Se não fossem os chatos dos arqueólogos, uma espécie de merecedora de firme reprovação, a situação poderia estar muito melhor. As obras estariam mais avançadas. O Natal seria ainda mais animado: com mais charcas, mais poças de lenha, mais sentidos proibidos e ruas atranvancadas, mais passeios interditos e mais trajectos alternativos. Tudo seria mais divertido. Parece, pois, que felizmente, caso se consiga correr com os arqueólogos, iremos consigar piorar, perdão, melhorar a coisa e dar origem a uma bagunça ainda mais alucinante. A única pena que tolhe o coraçãozinho apertado dos aopiantes desta obra digna de Pombal e Melo é que um dia poeira terá que assentar, a lama há-de desaparecer e tudo voltará à pacóvia normalidade. Pior ainda: isso poderá acontecer já depois das eleições autárquicas.
Por isso se compreende o grande desabafo que se fentir a passada semana pela voz de quem arquitectou as dantescas crateras do Centro Cívico, : Xô, arqueólogos, xô. Deixem-nos abrir buracos em paz.

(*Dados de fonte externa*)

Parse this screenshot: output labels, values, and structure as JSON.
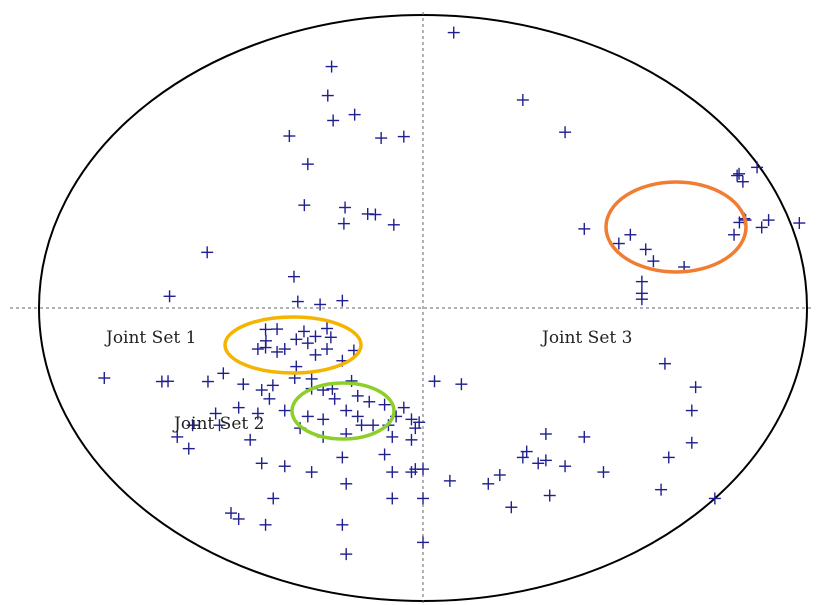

2.As obras do Pelourinho são um buraco só comparável à recente crise política. Há uma cratera de credibilidade aberta na opinião pública. Não adianta saber que todos os Governos recorreram a Fundações privadas que utilizaram dinheiros públicos para levarem por diante fins colectivos. Não adianta defender a honorabilidade pessoal dos membros do Governo, dos quais todos dizem que são pessoas estimáveis, sem receio de que lhe seja apontada uma grama de desonestidade. O problema está mais alto, ou se quiserem , mais fundo e mina as fundações (sem trocadilhos) nos quais se suporta a Governação de Centro. O centro é sempre um risco onde convergem muitos interesses e poucas ideias.